A Linha de Sombra - Cap. 5: III Pág. 87 / 155

Havia de soprá-lo para longe a primeira brisa do mar. A calma era, agora, total. Concluí que o segundo piloto... - um jovem com uma cara que pouco ou nada prometia - não era (para pôr a questão com toda a indulgência) daquela massa de que é feito o braço direito de um comandante. Mas sentia-me satisfeito ao observar, ao longo do convés, alguns sorrisos nos rostos dos marinheiros que ainda mal conhecia. Liberto da meada insuportável de assuntos a tratar em terra, sentia-me em família, entre eles, ainda que um pouco estranho, como um filho-pródigo no meio dos seus.

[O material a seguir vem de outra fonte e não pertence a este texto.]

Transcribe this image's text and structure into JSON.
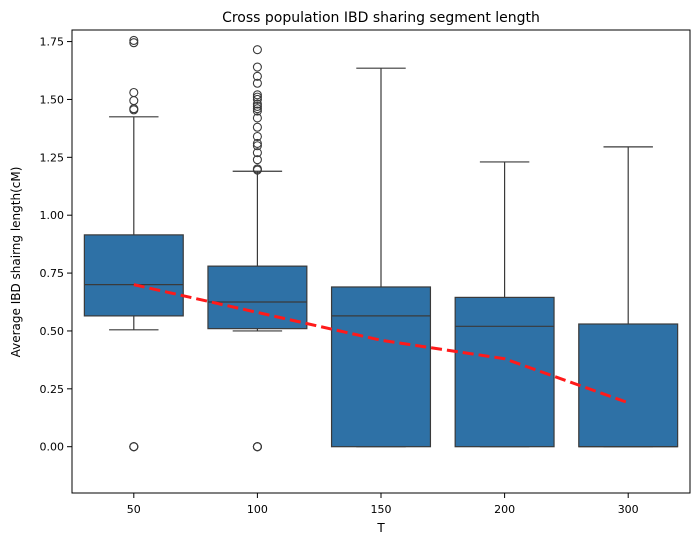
{
  "chart_data": {
    "type": "box",
    "title": "Cross population IBD sharing segment length",
    "xlabel": "T",
    "ylabel": "Average IBD shairng length(cM)",
    "categories": [
      "50",
      "100",
      "150",
      "200",
      "300"
    ],
    "ylim": [
      -0.2,
      1.8
    ],
    "yticks": [
      0.0,
      0.25,
      0.5,
      0.75,
      1.0,
      1.25,
      1.5,
      1.75
    ],
    "ytick_labels": [
      "0.00",
      "0.25",
      "0.50",
      "0.75",
      "1.00",
      "1.25",
      "1.50",
      "1.75"
    ],
    "grid": false,
    "box_color": "#2e71a6",
    "edge_color": "#3a3a3a",
    "trend_color": "#ff1a1a",
    "boxes": [
      {
        "category": "50",
        "whisker_low": 0.505,
        "q1": 0.565,
        "median": 0.7,
        "q3": 0.915,
        "whisker_high": 1.425,
        "outliers": [
          0.0,
          0.0,
          0.0,
          1.455,
          1.46,
          1.495,
          1.53,
          1.745,
          1.755
        ]
      },
      {
        "category": "100",
        "whisker_low": 0.5,
        "q1": 0.51,
        "median": 0.625,
        "q3": 0.78,
        "whisker_high": 1.19,
        "outliers": [
          0.0,
          0.0,
          0.0,
          1.195,
          1.2,
          1.24,
          1.27,
          1.3,
          1.31,
          1.34,
          1.38,
          1.42,
          1.45,
          1.46,
          1.47,
          1.48,
          1.5,
          1.51,
          1.52,
          1.57,
          1.6,
          1.64,
          1.715
        ]
      },
      {
        "category": "150",
        "whisker_low": 0.0,
        "q1": 0.0,
        "median": 0.565,
        "q3": 0.69,
        "whisker_high": 1.635,
        "outliers": []
      },
      {
        "category": "200",
        "whisker_low": 0.0,
        "q1": 0.0,
        "median": 0.52,
        "q3": 0.645,
        "whisker_high": 1.23,
        "outliers": []
      },
      {
        "category": "300",
        "whisker_low": 0.0,
        "q1": 0.0,
        "median": 0.0,
        "q3": 0.53,
        "whisker_high": 1.295,
        "outliers": []
      }
    ],
    "trend_line": {
      "style": "dashed",
      "x": [
        "50",
        "100",
        "150",
        "200",
        "300"
      ],
      "y": [
        0.7,
        0.58,
        0.46,
        0.38,
        0.19
      ]
    }
  }
}
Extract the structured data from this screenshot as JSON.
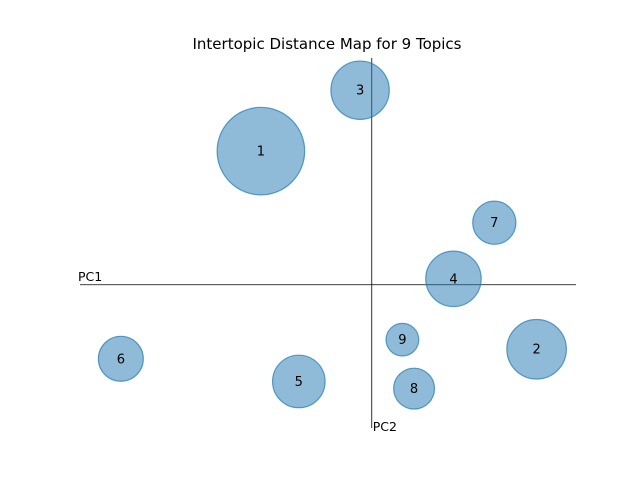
{
  "chart_data": {
    "type": "scatter",
    "title": "Intertopic Distance Map for 9 Topics",
    "xlabel": "PC1",
    "ylabel": "PC2",
    "xlim": [
      -1.0,
      0.7
    ],
    "ylim": [
      -0.6,
      0.95
    ],
    "grid": false,
    "legend": "none",
    "bubble_color": "#1f77b4",
    "points": [
      {
        "label": "1",
        "x": -0.38,
        "y": 0.56,
        "size": 0.15
      },
      {
        "label": "2",
        "x": 0.565,
        "y": -0.27,
        "size": 0.102
      },
      {
        "label": "3",
        "x": -0.04,
        "y": 0.815,
        "size": 0.1
      },
      {
        "label": "4",
        "x": 0.28,
        "y": 0.025,
        "size": 0.095
      },
      {
        "label": "5",
        "x": -0.25,
        "y": -0.405,
        "size": 0.09
      },
      {
        "label": "6",
        "x": -0.86,
        "y": -0.31,
        "size": 0.077
      },
      {
        "label": "7",
        "x": 0.42,
        "y": 0.26,
        "size": 0.074
      },
      {
        "label": "8",
        "x": 0.145,
        "y": -0.435,
        "size": 0.07
      },
      {
        "label": "9",
        "x": 0.105,
        "y": -0.23,
        "size": 0.056
      }
    ]
  }
}
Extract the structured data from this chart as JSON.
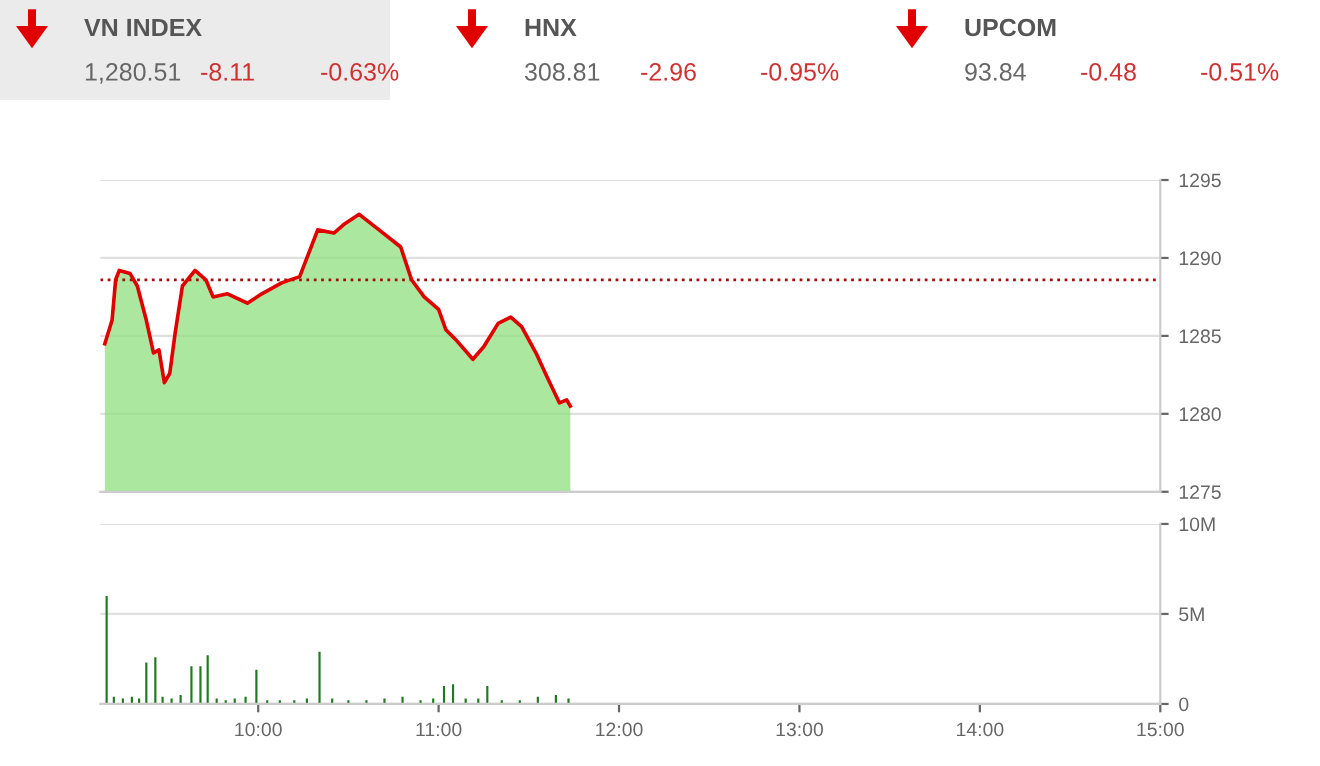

Ransome aparecia e desaparecia constantemente, entre a câmara e a cozinha. Dava gosto olhá-lo. Aquele homem era, indubitavelmente, simpático. Só ele, em toda a tripulação, não estivera um único dia doente, no porto. Mas tendo conhecimento, como eu tinha, do mal de coração que dentro do peito lhe pulsava, era-me fácil distinguir as limitações que ele punha à agilidade natural de marujo dos seus movimentos. Como se, obrigado a trazer sempre consigo qualquer coisa extremamente frágil ou explosiva, tivesse disso consciência permanente.

Tive oportunidade de me dirigir a ele, uma ou duas vezes. Respondeu-me com uma voz tranquila e agradável e um sorriso ténue, levemente pensativo. Burns parecia descansar. Sentia-se, aparentemente bastante confortável.

Depois do pôr-do-sol, saí novamente para o tombadilho, não encontrando ali senão um vazio preenchido pela calma. A informe e fina crosta da terra à beira mar não se distinguia. Em torno do navio tinha-se levantado uma treva como misteriosa emanação das águas mudas e solitárias. Encostei-me à amurada, escutando as sombras da noite. Nenhum som. O navio sob meu comando podia bem comparar-se à órbita prescrita num espaço de infinito silêncio, de um planeta em translação vertiginosa.